Giving reassurance without validation is going to lead you in circles and you will both get frustrated. I’ve fallen into this trap and had ten-minute conversations with my 3-year-old about how there are no snakes in his bed. I was trying to give him the reassurance he was safe because there were no snakes. It seems like the right thing to do on the surface, but it is a twisting road of dead-ends. I wasn’t validating his fear that there were snakes in his bed even if they were imagined.
Validation is very important to a child. They have feelings and If you try to tell them they are being irrational and giant spiders are not going to swallow them whole then you aren’t validating their fear. You need to let them do the talking about it. They might even talk themselves out of their fear, who knows! But you need to listen to them when they tell you about it.
If you were being chased by a wild boar and you were truly in fear for your life how would it make you feel if somebody said there is no such thing as wild boars, you’re fine? Likely you would be very angry because you have a real fear and the other person is not listening to it. To your child, the alligator under his bed is just as real, and you shouldn’t start from “there is no (fill in the blank) under your bed.”
You should start with validation, and then reassurance. “Oh, no. There is a spider under your bed.” Reflect back to them their fear. It will let them know that you have heard and understood what their fear is. Try not to use too many questions. If you need to understand the fear better use open-ended questions. Questions that allow for explanation not just response.
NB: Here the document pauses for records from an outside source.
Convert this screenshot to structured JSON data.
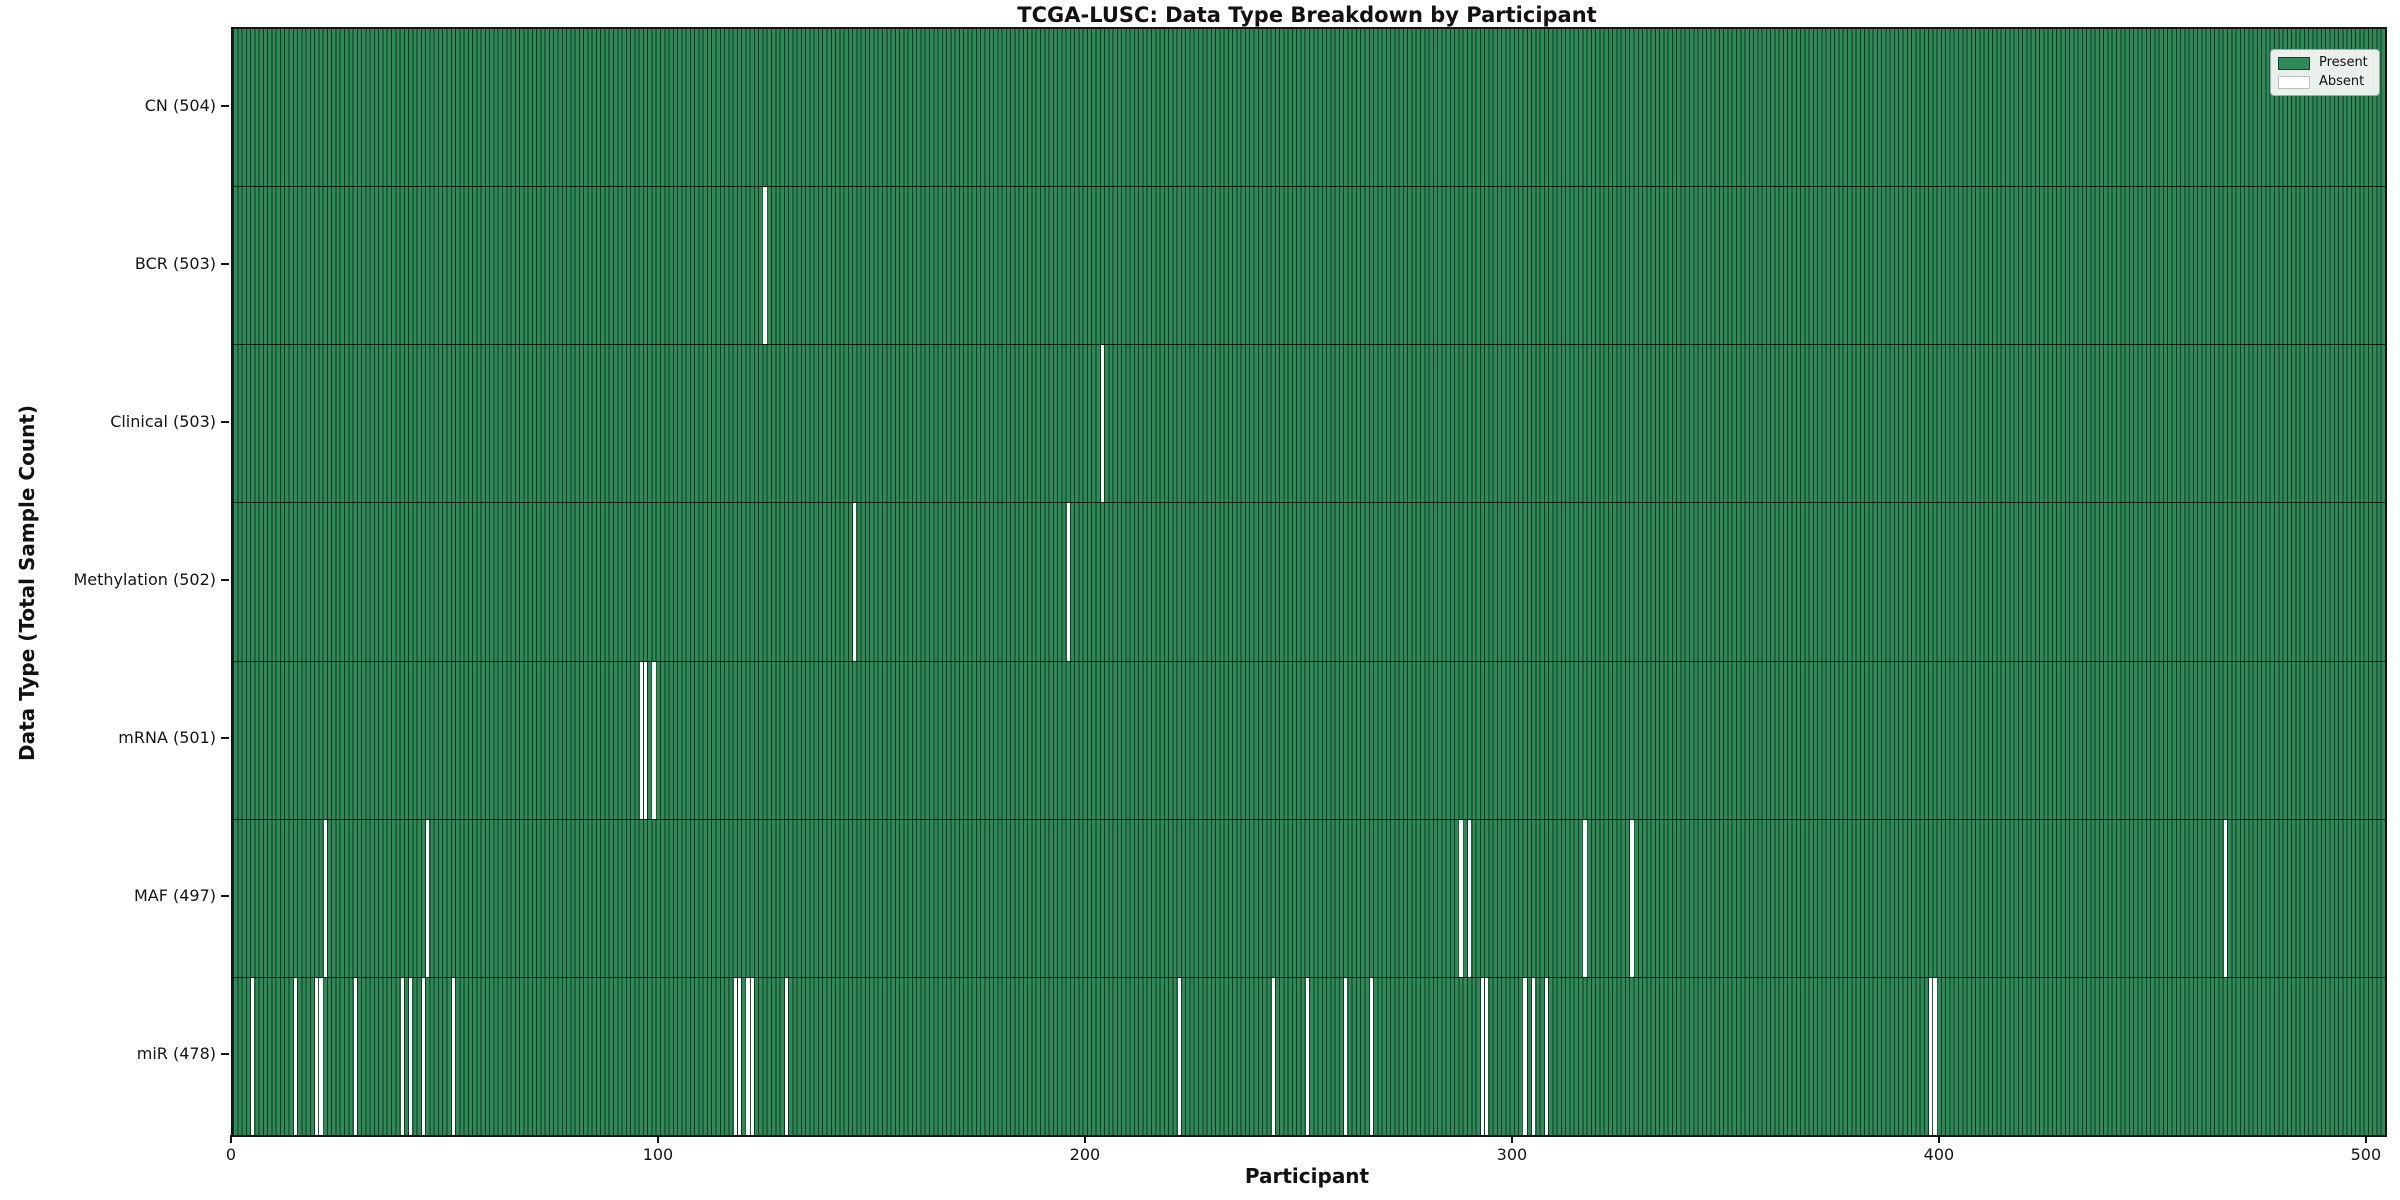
{
  "title": "TCGA-LUSC: Data Type Breakdown by Participant",
  "xlabel": "Participant",
  "ylabel": "Data Type (Total Sample Count)",
  "legend": {
    "present_label": "Present",
    "absent_label": "Absent"
  },
  "colors": {
    "present": "#2e8b57",
    "present_edge": "#10361f",
    "absent": "#ffffff",
    "axis": "#141414"
  },
  "chart_data": {
    "type": "heatmap",
    "title": "TCGA-LUSC: Data Type Breakdown by Participant",
    "xlabel": "Participant",
    "ylabel": "Data Type (Total Sample Count)",
    "legend_entries": [
      "Present",
      "Absent"
    ],
    "legend_position": "upper right",
    "n_participants": 504,
    "x_ticks": [
      0,
      100,
      200,
      300,
      400,
      500
    ],
    "xlim": [
      0,
      504
    ],
    "rows": [
      {
        "label": "CN (504)",
        "data_type": "CN",
        "total_samples": 504,
        "absent_participants": []
      },
      {
        "label": "BCR (503)",
        "data_type": "BCR",
        "total_samples": 503,
        "absent_participants": [
          124
        ]
      },
      {
        "label": "Clinical (503)",
        "data_type": "Clinical",
        "total_samples": 503,
        "absent_participants": [
          203
        ]
      },
      {
        "label": "Methylation (502)",
        "data_type": "Methylation",
        "total_samples": 502,
        "absent_participants": [
          145,
          195
        ]
      },
      {
        "label": "mRNA (501)",
        "data_type": "mRNA",
        "total_samples": 501,
        "absent_participants": [
          95,
          96,
          98
        ]
      },
      {
        "label": "MAF (497)",
        "data_type": "MAF",
        "total_samples": 497,
        "absent_participants": [
          21,
          45,
          287,
          289,
          316,
          327,
          466
        ]
      },
      {
        "label": "miR (478)",
        "data_type": "miR",
        "total_samples": 478,
        "absent_participants": [
          4,
          14,
          19,
          20,
          28,
          39,
          41,
          44,
          51,
          117,
          118,
          120,
          121,
          129,
          221,
          243,
          251,
          260,
          266,
          292,
          293,
          302,
          304,
          307,
          397,
          398
        ]
      }
    ]
  }
}
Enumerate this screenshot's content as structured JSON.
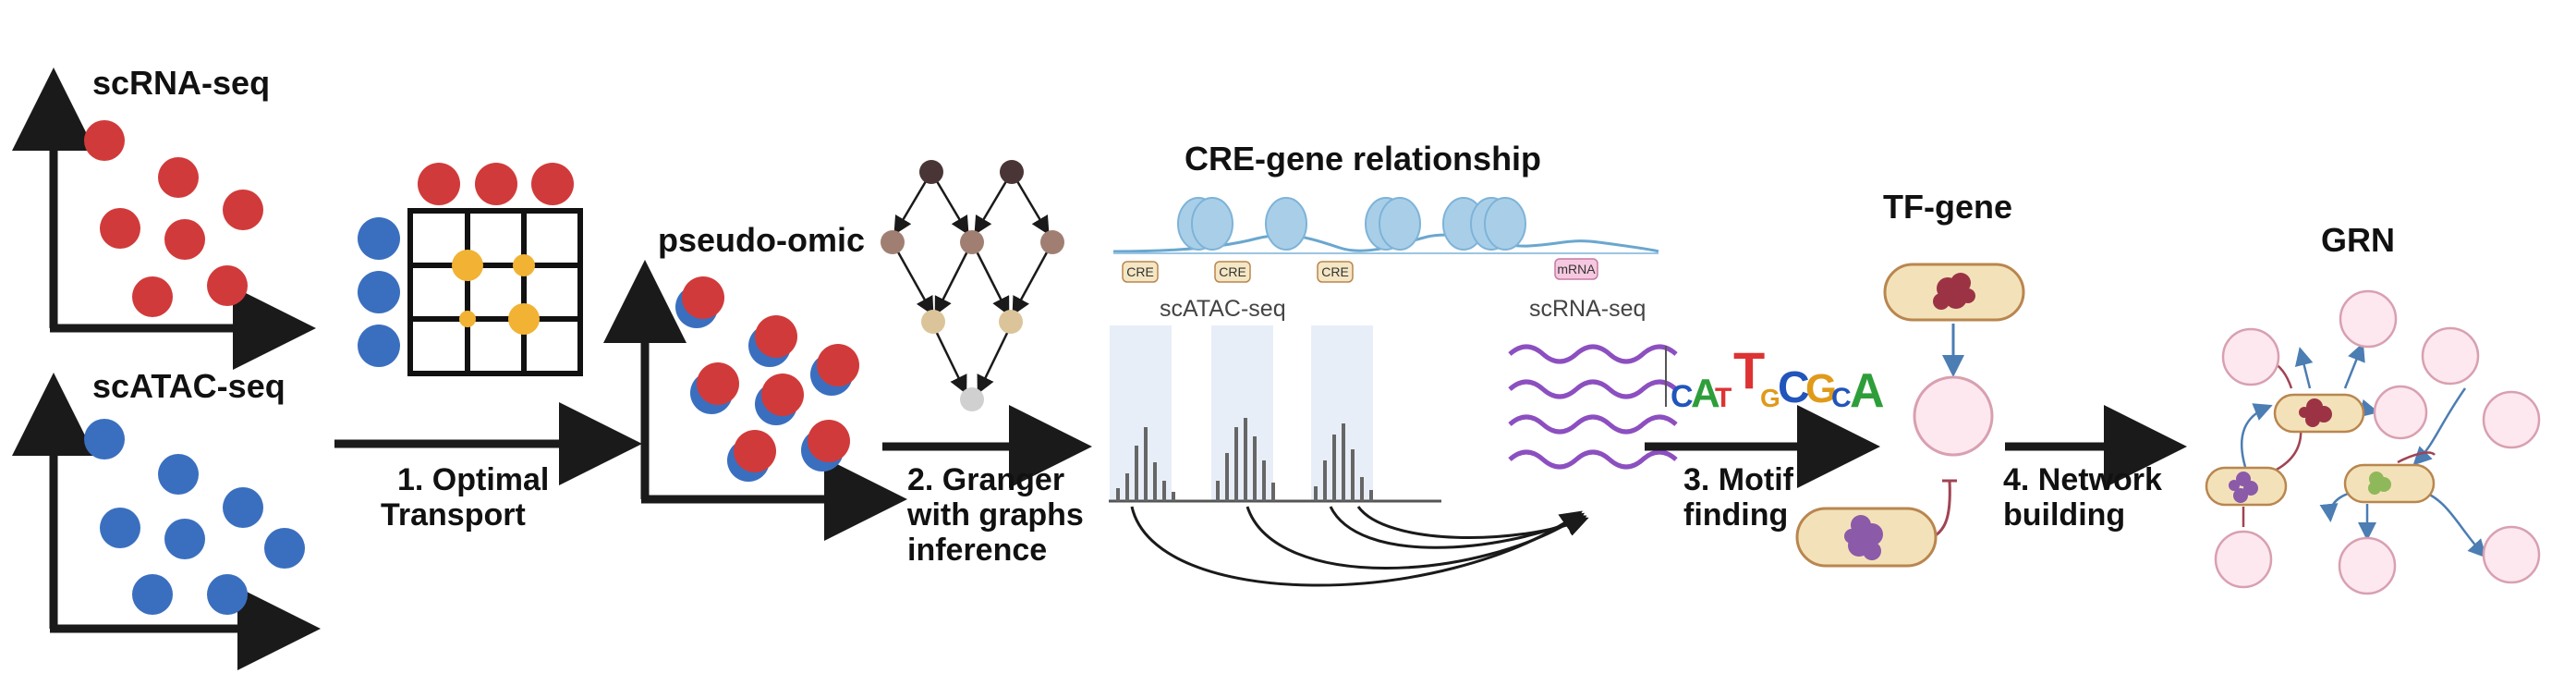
{
  "labels": {
    "scrna": "scRNA-seq",
    "scatac": "scATAC-seq",
    "pseudo_omic": "pseudo-omic",
    "cre_gene": "CRE-gene relationship",
    "scatac_track": "scATAC-seq",
    "scrna_track": "scRNA-seq",
    "tf_gene": "TF-gene",
    "grn": "GRN",
    "cre_tag": "CRE",
    "mrna_tag": "mRNA"
  },
  "steps": [
    {
      "line1": "1. Optimal",
      "line2": "Transport",
      "line3": ""
    },
    {
      "line1": "2. Granger",
      "line2": "with graphs",
      "line3": "inference"
    },
    {
      "line1": "3. Motif",
      "line2": "finding",
      "line3": ""
    },
    {
      "line1": "4. Network",
      "line2": "building",
      "line3": ""
    }
  ],
  "motif": {
    "letters": [
      "C",
      "A",
      "T",
      "T",
      "G",
      "C",
      "G",
      "C",
      "A"
    ]
  },
  "colors": {
    "red_cell": "#d13a3a",
    "blue_cell": "#3a6fbf",
    "gold": "#f2b233",
    "arrow": "#1a1a1a",
    "dag_dark": "#4a3536",
    "dag_mid": "#a07f72",
    "dag_light": "#dcc49a",
    "dag_grey": "#d0d0d0",
    "atac_band": "#e8eef7",
    "wave": "#8c4fc0",
    "nucleosome": "#a9cfe8",
    "tag_fill": "#f5e6c4",
    "mrna_fill": "#f6c8e0",
    "cell_fill": "#f3e2b9",
    "cell_stroke": "#b9864f",
    "node_fill": "#fde8ef",
    "node_stroke": "#d8a0b0",
    "tf_red": "#9c3345",
    "tf_purple": "#8b5aa8",
    "tf_green": "#8fb85a",
    "link_blue": "#4c7db3",
    "link_red": "#a04452"
  }
}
Talk your child through their fears, you need to understand them before you can help them with their fears. Helping them with their fears can be imaginary help too. Children have active imaginations and if you have validated their fears your reassurance can also be as silly (to a grown-up) as the fear itself, or they can be rooted in reality, or a mixture of both. “Did you know that spiders are afraid of frogs?” Draw a frog on a piece of paper and tape it up against the rail of the bed. Or maybe you have a frog stuffed animal that you can get. “Frogs love to eat spiders, they’re like frog candy.”
This may not work for all fears, sometimes they are afraid of physical things in the dark. For example, a package of toilet paper from the hall closet, in which case it is much easier because sometimes you can remove the fearful object, or help them see it under a different light. It’s okay for you to be afraid sometimes, and it’s okay for them too. Their fears are just as valid as yours.
Remember that when a child expresses their fears to you, it is from a subconscious feeling of insecurity that their mind cannot yet process. They need reassurance that you are there for them to care and protect them. They want to know that daddy will stand between them and harm to protect them. That is what a dad does.
Because any man can be a father, but it takes someone special to be a dad.